I also think it had a rather mollifying effect on me re: my opinion of Rolan and his compatriots, as well, even though I’m not sure it should. As you may recall, back in COT I was not at all enamored of the idea that we were supposed to accept Rolan as a good guy; if I remember correctly, in fact, I said (more or less) that calling the guy a hero for only stooping to sexual blackmail instead of outright assault was extremely not cool.
And I still stand by that stance on its merits but, well. The women’s determined perception of their protectors as honorable people here did not fail to move me, nor did I miss Alliandre’s belief that Kinhuin would have helped her regardless of whether she accepted his advances or not. I still think romantically pursuing people who are functionally slaves is fucked up, but then again the entire situation was fucked up, and it certainly beat leaving them unprotected from those not so interested in romance, so agh.
Also, this is the first time I’ve had to think about Rolan et al since they were killed in KOD, in a way which at the time I found shocking, and you know, I may have thought Rolan was a skeeze, but I certainly don’t think that warranted him the end he got. So maybe there is some element here of not wanting to speak ill of the dead (even the fictional dead), or maybe I just feel that their deaths more than expiated whatever sins I felt them guilty of.

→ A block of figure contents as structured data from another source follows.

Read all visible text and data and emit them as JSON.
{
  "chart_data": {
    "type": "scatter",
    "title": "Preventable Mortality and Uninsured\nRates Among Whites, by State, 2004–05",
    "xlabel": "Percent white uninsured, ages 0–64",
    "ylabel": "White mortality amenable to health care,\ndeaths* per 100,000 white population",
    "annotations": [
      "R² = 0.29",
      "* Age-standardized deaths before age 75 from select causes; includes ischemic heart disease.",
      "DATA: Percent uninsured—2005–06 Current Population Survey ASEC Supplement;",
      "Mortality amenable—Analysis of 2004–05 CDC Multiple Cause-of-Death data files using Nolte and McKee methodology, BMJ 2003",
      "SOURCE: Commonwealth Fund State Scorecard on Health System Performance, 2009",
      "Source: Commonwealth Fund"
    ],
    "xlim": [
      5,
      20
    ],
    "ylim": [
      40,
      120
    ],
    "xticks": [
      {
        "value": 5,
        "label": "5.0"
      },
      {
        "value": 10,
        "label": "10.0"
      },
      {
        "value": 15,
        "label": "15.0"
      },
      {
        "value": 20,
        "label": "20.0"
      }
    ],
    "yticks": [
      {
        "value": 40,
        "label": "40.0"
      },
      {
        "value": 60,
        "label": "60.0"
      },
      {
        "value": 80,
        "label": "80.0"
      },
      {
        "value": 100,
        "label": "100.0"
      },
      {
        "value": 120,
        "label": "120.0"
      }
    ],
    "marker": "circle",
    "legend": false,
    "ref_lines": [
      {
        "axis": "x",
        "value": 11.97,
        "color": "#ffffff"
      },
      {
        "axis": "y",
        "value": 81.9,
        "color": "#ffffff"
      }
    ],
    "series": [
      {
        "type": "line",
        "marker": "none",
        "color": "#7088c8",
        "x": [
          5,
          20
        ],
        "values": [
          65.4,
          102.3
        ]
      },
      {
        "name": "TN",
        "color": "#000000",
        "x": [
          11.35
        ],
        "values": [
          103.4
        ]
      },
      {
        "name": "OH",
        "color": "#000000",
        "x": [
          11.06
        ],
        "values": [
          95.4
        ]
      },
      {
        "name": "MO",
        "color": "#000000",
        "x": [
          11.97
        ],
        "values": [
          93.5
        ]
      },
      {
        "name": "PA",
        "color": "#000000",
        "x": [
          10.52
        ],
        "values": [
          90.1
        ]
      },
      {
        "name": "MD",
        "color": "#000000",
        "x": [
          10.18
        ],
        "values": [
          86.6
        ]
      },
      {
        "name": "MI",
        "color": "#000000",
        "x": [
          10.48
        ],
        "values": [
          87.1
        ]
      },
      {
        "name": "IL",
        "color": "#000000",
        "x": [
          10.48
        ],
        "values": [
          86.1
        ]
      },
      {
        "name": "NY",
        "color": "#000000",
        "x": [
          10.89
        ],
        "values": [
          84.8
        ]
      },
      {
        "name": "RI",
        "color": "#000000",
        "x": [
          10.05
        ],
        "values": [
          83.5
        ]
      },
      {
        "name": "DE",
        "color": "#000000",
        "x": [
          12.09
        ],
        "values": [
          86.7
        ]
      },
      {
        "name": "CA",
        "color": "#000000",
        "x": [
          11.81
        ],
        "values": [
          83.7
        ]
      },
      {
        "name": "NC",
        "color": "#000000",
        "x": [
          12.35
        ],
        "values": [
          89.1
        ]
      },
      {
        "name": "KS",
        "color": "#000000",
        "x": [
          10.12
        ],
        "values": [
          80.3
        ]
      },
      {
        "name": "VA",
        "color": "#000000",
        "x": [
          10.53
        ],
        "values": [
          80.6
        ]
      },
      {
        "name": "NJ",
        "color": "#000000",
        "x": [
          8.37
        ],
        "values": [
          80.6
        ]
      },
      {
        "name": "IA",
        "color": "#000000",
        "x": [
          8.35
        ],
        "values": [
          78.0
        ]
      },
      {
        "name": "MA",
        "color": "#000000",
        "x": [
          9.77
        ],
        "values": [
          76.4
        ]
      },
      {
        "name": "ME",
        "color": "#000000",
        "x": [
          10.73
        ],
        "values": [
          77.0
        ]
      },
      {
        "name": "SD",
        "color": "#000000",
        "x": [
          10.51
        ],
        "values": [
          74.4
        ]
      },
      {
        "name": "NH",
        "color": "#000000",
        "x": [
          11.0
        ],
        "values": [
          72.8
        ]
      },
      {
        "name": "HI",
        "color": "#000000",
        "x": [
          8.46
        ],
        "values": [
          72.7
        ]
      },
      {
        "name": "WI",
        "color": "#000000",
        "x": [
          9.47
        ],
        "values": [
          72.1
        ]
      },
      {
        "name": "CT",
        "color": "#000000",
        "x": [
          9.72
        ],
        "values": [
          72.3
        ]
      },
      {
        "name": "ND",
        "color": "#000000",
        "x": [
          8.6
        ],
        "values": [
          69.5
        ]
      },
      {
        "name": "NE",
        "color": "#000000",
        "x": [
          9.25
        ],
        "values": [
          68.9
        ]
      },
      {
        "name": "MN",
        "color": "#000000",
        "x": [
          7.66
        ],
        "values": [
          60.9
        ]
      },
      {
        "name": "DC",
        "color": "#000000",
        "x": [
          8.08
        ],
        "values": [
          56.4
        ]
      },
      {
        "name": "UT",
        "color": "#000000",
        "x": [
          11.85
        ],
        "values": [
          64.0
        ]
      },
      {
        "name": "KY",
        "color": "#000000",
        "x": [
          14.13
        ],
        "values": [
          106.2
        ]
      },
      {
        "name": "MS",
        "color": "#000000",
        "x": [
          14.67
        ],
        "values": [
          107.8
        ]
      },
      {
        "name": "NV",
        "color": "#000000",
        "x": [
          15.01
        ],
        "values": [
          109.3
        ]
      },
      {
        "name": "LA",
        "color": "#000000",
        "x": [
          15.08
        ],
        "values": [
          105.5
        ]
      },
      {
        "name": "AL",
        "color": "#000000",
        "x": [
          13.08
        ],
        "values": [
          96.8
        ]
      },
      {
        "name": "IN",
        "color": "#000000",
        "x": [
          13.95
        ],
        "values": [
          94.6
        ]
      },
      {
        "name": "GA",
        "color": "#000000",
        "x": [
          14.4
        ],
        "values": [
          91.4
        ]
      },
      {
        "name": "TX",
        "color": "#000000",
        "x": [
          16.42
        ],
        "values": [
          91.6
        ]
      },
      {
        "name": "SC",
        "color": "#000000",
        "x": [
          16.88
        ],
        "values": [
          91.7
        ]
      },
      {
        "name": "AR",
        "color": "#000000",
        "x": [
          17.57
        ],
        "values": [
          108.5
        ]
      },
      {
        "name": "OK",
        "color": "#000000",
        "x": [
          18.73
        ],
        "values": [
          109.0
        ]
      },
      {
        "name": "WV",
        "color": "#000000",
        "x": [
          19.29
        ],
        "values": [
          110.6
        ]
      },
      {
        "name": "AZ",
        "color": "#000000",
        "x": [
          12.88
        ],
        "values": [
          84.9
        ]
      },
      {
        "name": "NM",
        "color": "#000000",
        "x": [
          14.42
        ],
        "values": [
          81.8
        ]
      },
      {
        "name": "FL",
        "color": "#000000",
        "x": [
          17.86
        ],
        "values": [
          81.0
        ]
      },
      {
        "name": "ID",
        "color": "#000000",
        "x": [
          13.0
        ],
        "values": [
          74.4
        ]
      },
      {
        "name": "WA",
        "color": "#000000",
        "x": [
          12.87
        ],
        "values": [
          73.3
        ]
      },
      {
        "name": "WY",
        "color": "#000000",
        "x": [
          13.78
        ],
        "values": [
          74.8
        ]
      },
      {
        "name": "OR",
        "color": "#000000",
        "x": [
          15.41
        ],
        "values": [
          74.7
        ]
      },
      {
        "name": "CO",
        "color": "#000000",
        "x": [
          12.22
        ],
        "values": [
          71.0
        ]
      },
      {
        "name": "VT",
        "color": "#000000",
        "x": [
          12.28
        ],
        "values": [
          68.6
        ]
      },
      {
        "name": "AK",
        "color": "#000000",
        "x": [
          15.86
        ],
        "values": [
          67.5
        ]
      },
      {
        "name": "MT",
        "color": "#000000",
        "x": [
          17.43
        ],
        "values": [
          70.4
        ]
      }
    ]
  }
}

Plus, Faile’s statement that she thought Rolan was in love with her well, first of all, it surprised me. I don’t know why I never quite thought of Rolan’s regard for Faile in such terms, but I didn’t. I thought that he liked her, and found her intriguing, and of course that he wanted her sexually, but love, well, that’s a little different, if true, and I have no reason to think Faile is wrong.
And maybe I’m just a giant sap, but I found that very poignant. Or, to be honest, I found it heartbreaking, really, for both Rolan himself, for being willing to die for a woman he knew didn’t return his feelings, and for Faile, who feels (rightly) that she was complicit in Rolan’s death even though Perrin swung the hammer. How must it feel to know you’ve helped kill a guy who was in love with you, even if you didn’t love him back?
I’m guessing, pretty darn shitty. However necessary his death may have been.
So, yeah. I don’t know if that makes me a big hypocrite or what, but I don’t really think so. And anyway, I feel what I feel, and I reserve the right to change my mind when new info (new to me, anyway) is presented. And also, maybe now that I have some distance from the vortex of suck that was that entire plotline I can be a little more forgiving about it.
But the point is, the scene made me cry, and not too many things in fiction (outside of gratuitous animal death and soul-crushing stupidity) make me cry, so there you have it. Well done.
Oh, and Perrin was in this chapter.
.Aaaand again I could have totally left it like that, because even with the trip to the Dreamworld nothing actually happened in Perrin’s section, at all. Which I recall originally seriously annoyed me, especially when I realized that this was the last time we were going to see him in the book.
Post-ToM, of course, this is a lot easier to understand and/or be patient with. Not to mention, ToM makes it much easier to see how much this is a set-up for everything Perrin will deal with in the next book, and not just aimless vamping, which is definitely what it struck me as the first time I read it.
So, bye, Perrin n’ Faile! I look forward to savoring your future Awesome in ToM!